I would be pleased to contribute to any of these topics if it can help. Comments and questions welcome
In addition, here is the alternate keepalived config file I finally use, for reference:
global_defs {
script_user root
enable_script_security
process_names
router_id router_1
}
vrrp_script rsync {
script /etc/keepalived/scripts/rsync.sh
interval 60
weight 100
}
vrrp_instance VI_1 {
authentication {
auth_type PASS
auth_pass XXXXXXXX
}
state BACKUP
interface lan
unicast_src_ip 192.168.1.1
virtual_router_id 1
priority 100
advert_int 1
debug 2
garp_master_delay 1
garp_master_refresh 1
garp_master_repeat 1
garp_master_refresh_repeat 1
nopreempt
notify_backup "/bin/busybox env -i ACTION=NOTIFY_BACKUP TYPE=INSTANCE NAME=VI_1 /sbin/hotplug-call keepalived"
notify_master "/bin/busybox env -i ACTION=NOTIFY_MASTER TYPE=INSTANCE NAME=VI_1 /sbin/hotplug-call keepalived"
notify_fault "/bin/busybox env -i ACTION=NOTIFY_FAULT TYPE=INSTANCE NAME=VI_1 /sbin/hotplug-call keepalived"
notify_stop "/bin/busybox env -i ACTION=NOTIFY_STOP TYPE=INSTANCE NAME=VI_1 /sbin/hotplug-call keepalived"
virtual_ipaddress {
192.168.1.2/24 dev lan label lan:vip scope global
192.168.100.2/24 dev dmz label dmz:vip scope global
192.168.110.2/24 dev iot label iot:vip scope global
192.168.120.2/24 dev wan label wan:vip scope global
}
virtual_routes {
src 192.168.120.2 0.0.0.0/0 via 192.168.120.1 dev wan metric 5
}
track_script {
rsync weight 100
}
}
Thanks Pedro, I'm on that track too but I had to do other stuff and I couldn't take the job to the end.
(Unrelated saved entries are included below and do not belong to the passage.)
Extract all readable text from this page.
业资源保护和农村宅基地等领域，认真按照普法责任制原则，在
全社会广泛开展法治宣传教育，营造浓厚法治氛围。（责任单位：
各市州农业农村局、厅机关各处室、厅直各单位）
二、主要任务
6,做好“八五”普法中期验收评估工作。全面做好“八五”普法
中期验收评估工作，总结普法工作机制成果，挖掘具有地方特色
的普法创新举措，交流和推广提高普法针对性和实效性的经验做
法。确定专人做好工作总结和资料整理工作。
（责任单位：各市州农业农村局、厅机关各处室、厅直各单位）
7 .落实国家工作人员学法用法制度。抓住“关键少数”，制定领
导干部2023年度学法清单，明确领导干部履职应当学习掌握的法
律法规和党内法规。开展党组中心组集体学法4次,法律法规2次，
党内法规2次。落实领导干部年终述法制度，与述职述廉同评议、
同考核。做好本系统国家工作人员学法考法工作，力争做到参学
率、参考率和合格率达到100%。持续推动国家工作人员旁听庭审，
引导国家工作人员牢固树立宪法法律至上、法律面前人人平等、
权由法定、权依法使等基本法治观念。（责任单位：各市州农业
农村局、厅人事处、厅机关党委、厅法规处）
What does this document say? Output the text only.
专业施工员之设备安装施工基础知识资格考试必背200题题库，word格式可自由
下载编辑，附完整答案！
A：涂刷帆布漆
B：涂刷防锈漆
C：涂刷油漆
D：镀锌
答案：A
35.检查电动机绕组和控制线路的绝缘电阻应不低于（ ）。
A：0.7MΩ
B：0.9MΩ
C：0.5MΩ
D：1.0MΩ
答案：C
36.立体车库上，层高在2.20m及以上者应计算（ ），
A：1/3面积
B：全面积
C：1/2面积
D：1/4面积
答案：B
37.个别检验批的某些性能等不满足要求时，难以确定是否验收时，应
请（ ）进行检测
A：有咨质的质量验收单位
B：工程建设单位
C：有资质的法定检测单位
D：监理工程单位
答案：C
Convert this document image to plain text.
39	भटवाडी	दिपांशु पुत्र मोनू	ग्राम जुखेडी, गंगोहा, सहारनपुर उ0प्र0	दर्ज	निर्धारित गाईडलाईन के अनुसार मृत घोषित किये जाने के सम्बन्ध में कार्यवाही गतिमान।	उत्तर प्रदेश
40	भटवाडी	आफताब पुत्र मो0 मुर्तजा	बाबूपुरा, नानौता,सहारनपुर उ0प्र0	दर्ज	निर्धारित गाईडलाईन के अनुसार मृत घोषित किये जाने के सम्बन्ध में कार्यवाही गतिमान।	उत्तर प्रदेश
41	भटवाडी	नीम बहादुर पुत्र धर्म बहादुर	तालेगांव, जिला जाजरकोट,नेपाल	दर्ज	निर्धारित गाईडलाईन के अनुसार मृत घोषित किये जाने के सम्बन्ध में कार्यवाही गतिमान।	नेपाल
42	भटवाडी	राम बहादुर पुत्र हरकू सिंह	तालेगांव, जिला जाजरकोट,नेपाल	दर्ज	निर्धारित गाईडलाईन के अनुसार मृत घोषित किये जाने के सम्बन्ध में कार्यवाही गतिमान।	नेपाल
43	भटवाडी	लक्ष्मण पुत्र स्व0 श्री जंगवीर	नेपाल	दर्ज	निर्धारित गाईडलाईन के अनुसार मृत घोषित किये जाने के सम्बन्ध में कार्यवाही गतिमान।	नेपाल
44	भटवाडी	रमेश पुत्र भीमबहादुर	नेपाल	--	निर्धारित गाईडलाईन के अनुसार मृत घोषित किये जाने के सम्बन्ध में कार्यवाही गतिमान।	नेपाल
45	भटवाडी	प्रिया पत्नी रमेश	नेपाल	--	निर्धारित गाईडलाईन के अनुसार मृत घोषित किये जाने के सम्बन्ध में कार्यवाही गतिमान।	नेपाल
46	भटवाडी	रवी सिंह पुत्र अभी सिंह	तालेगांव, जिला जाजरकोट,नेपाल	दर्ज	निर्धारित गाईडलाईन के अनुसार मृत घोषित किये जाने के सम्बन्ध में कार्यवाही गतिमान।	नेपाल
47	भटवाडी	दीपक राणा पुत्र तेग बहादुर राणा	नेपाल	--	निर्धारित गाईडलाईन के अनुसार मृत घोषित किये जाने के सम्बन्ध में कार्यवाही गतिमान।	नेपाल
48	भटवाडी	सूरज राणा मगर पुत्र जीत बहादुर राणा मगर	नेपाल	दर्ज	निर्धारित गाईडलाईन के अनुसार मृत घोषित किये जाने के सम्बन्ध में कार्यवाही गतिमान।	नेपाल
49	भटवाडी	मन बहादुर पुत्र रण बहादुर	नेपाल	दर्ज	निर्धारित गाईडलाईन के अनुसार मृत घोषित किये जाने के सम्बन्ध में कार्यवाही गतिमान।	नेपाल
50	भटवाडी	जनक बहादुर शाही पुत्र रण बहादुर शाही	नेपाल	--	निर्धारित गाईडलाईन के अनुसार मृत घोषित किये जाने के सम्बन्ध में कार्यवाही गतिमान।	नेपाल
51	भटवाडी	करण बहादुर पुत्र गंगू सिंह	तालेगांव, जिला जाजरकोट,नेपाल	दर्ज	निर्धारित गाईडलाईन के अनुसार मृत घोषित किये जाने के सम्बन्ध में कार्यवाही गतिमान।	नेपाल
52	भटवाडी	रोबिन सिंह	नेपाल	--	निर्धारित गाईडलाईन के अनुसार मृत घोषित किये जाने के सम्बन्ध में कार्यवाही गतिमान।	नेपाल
As you already have your hands on the topic, allow me to advice for you to translate this text into a code patch. If you have some more time to commit on this topic.
Because writing on the forum might end up here; and it's a pity to loose your work. If you produce a patch and attach to some issue tracker instead (ex: the one on github repo, as we are not permanent developers so we can't access the main repo), there are more chances for some of the actual developers to discuss the patch with you inside the issue you opened, and finally include your findings in the upstream.
I don't know current practices of openwrt's developers, but having a patch ready to be merged might be just a few clicks away from upstream for some of them. If you don't serve your findings in a patch, they should spend more time to implement and test if your findings are good or not...
Basically you need to git clone openwrt repo, mod and test, make the patch and attach to an issue. You can also use github's features to fork, mod and issue a pull request.
You are right @anichang. Unfortunately I have also very little free time for it. I'll do my best for proposing something in the coming weeks nevertheless.